Она втолкнула меня в дверь, и я оказалась в хорошо знакомой гостиной.
— Мне нравится, что ты учишься в католической школе: может, хоть воровать не станешь, как та…
И рекомендации у тебя хорошие. Сестра Тереза сказала, что ты набожная и добросовестная — это очень важно. Теперь трудно найти добросовестную девушку. Днем с огнем не сыщешь.
Ага, значит, она ждала какую-то девицу из католической школы. Не самый лучший для меня вариант, но деваться было некуда, выбирать не приходилось. Я сочувственно покачала головой и возвела очи к небу.
— Знаешь, как я взбесилась, когда увидела, что ящик пустой! — взвыла богатырша. — Где это видано — воровать у старого человека! Попадись мне эта девка — своими руками удавила бы!
Вот в этом я почему-то нисколько не усомнилась. Сразу представила свою стройную шею в лапах этого чудовища, свое посиневшее лицо, выкатившиеся глаза, и меня прошиб холодный пот. Бедняжка Лаура, не завидую я ей… На мое счастье, я порядочная католичка, девушка с отличными рекомендациями, а не какая-нибудь размалеванная бродяжка, неизвестно откуда явившаяся!
— Подожди здесь!
Толстуха оставила меня в гостиной, а сама потопала в спальню. Я вздохнула с облегчением. Все чудесно, они искали новую прислугу для бабульки. И нашли меня! Теперь я вместо Лауры должна буду покупать еду и возиться с этой иссохшей мумией. Лучше не придумаешь! При таком раскладе засунуть куда-нибудь деньги будет легче легкого! А потом — бесследно исчезнуть. Честное слово, все шло как по маслу!

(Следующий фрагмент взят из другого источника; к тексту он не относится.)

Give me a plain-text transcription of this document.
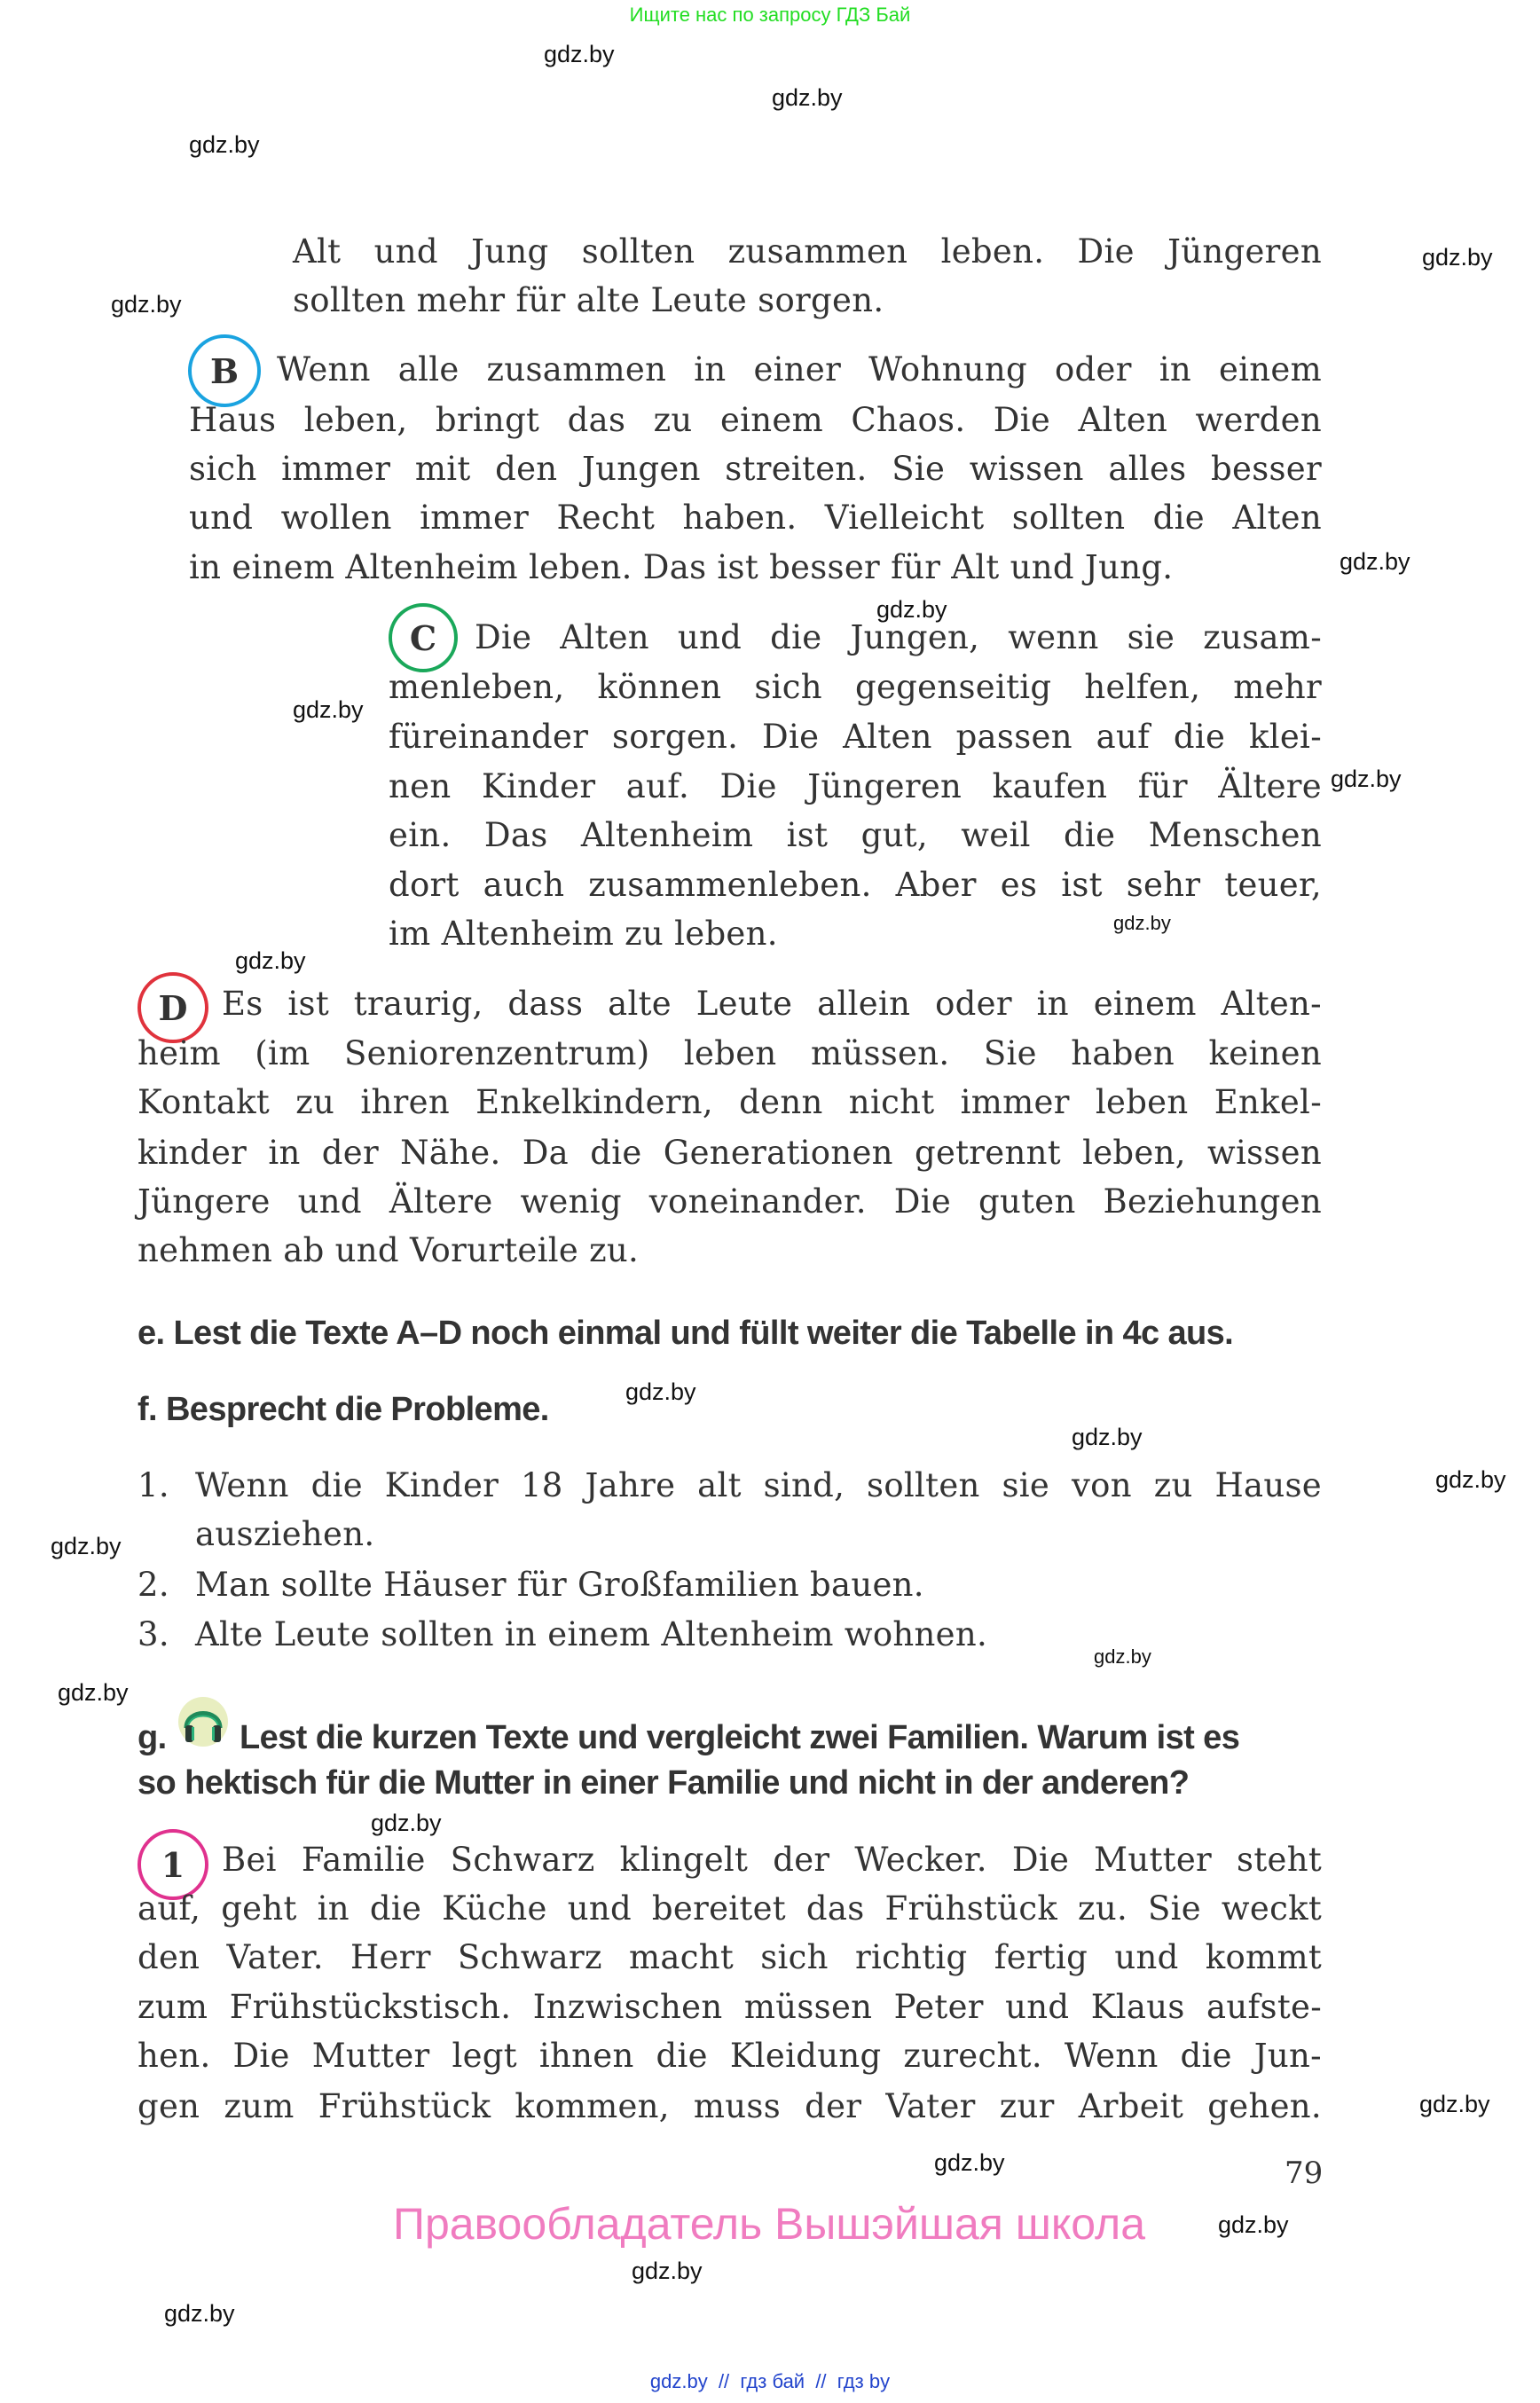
Ищите нас по запросу ГДЗ Бай
gdz.by
gdz.by
gdz.by
gdz.by
gdz.by
gdz.by
gdz.by
gdz.by
gdz.by
gdz.by
gdz.by
gdz.by
gdz.by
gdz.by
gdz.by
gdz.by
gdz.by
gdz.by
gdz.by
gdz.by
gdz.by
gdz.by
gdz.by
Alt und Jung sollten zusammen leben. Die Jüngeren
sollten mehr für alte Leute sorgen.
B	Wenn alle zusammen in einer Wohnung oder in einem
Haus leben, bringt das zu einem Chaos. Die Alten werden
sich immer mit den Jungen streiten. Sie wissen alles besser
und wollen immer Recht haben. Vielleicht sollten die Alten
in einem Altenheim leben. Das ist besser für Alt und Jung.
C	Die Alten und die Jungen, wenn sie zusam-
menleben, können sich gegenseitig helfen, mehr
füreinander sorgen. Die Alten passen auf die klei-
nen Kinder auf. Die Jüngeren kaufen für Ältere
ein. Das Altenheim ist gut, weil die Menschen
dort auch zusammenleben. Aber es ist sehr teuer,
im Altenheim zu leben.
D	Es ist traurig, dass alte Leute allein oder in einem Alten-
heim (im Seniorenzentrum) leben müssen. Sie haben keinen
Kontakt zu ihren Enkelkindern, denn nicht immer leben Enkel-
kinder in der Nähe. Da die Generationen getrennt leben, wissen
Jüngere und Ältere wenig voneinander. Die guten Beziehungen
nehmen ab und Vorurteile zu.
e. Lest die Texte A–D noch einmal und füllt weiter die Tabelle in 4c aus.
f. Besprecht die Probleme.
1. Wenn die Kinder 18 Jahre alt sind, sollten sie von zu Hause
ausziehen.
2. Man sollte Häuser für Großfamilien bauen.
3. Alte Leute sollten in einem Altenheim wohnen.
g. Lest die kurzen Texte und vergleicht zwei Familien. Warum ist es
so hektisch für die Mutter in einer Familie und nicht in der anderen?
1	Bei Familie Schwarz klingelt der Wecker. Die Mutter steht
auf, geht in die Küche und bereitet das Frühstück zu. Sie weckt
den Vater. Herr Schwarz macht sich richtig fertig und kommt
zum Frühstückstisch. Inzwischen müssen Peter und Klaus aufste-
hen. Die Mutter legt ihnen die Kleidung zurecht. Wenn die Jun-
gen zum Frühstück kommen, muss der Vater zur Arbeit gehen.
79
Правообладатель Вышэйшая школа
gdz.by  //  гдз бай  //  гдз by
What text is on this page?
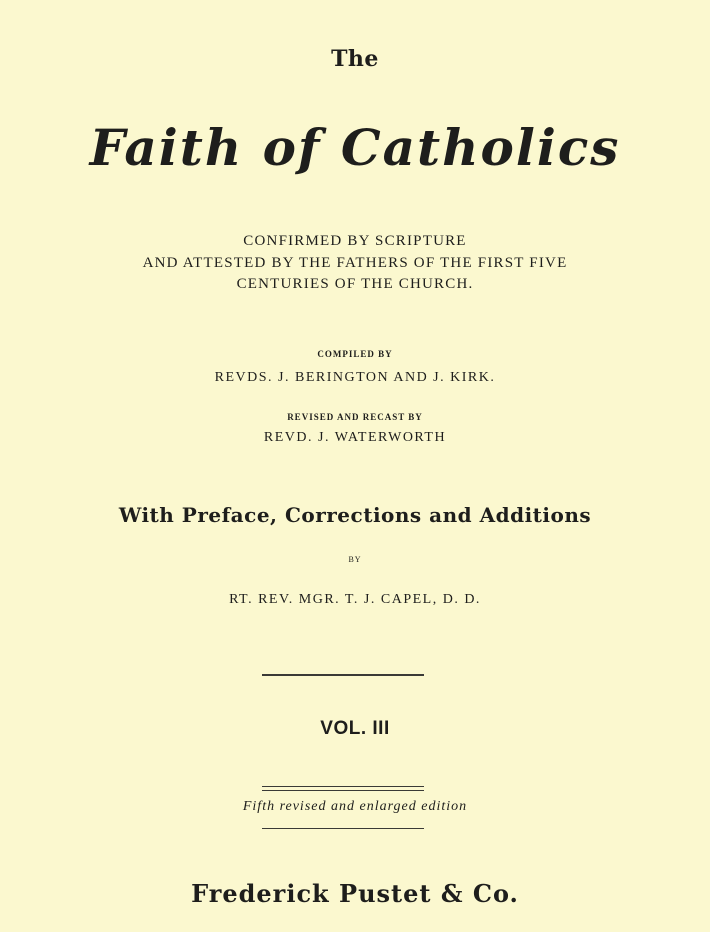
The
Faith of Catholics
CONFIRMED BY SCRIPTURE
AND ATTESTED BY THE FATHERS OF THE FIRST FIVE
CENTURIES OF THE CHURCH.
COMPILED BY
REVDS. J. BERINGTON AND J. KIRK.
REVISED AND RECAST BY
REVD. J. WATERWORTH
With Preface, Corrections and Additions
BY
RT. REV. MGR. T. J. CAPEL, D. D.
VOL. III
Fifth revised and enlarged edition
Frederick Pustet & Co.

— Иди сюда! — грянуло из спальни.
Я снова состроила овечью морду и шагнула за порог.
— Вот, Казимереле, посмотри, кто пришел! Та девочка, про которую я тебе рассказывала.
Бабулька, обложенная подушками, сидела в постели. Все такая же нечеловечески тощая, но хоть глаза были открыты. И протезы она, похоже, вставила, потому что рот выглядел не таким запавшим, как тогда, ночью… Бабулька равнодушно оглядела меня с головы до ног, потом отвернулась к окну и прошелестела:
— Ничего мне не надо…
— Как же, не надо тебе ничего! — прогудела толстуха. — Не зли меня! Ничего не надо только покойникам.
— Я и есть покойница… — заморгало существо на кровати.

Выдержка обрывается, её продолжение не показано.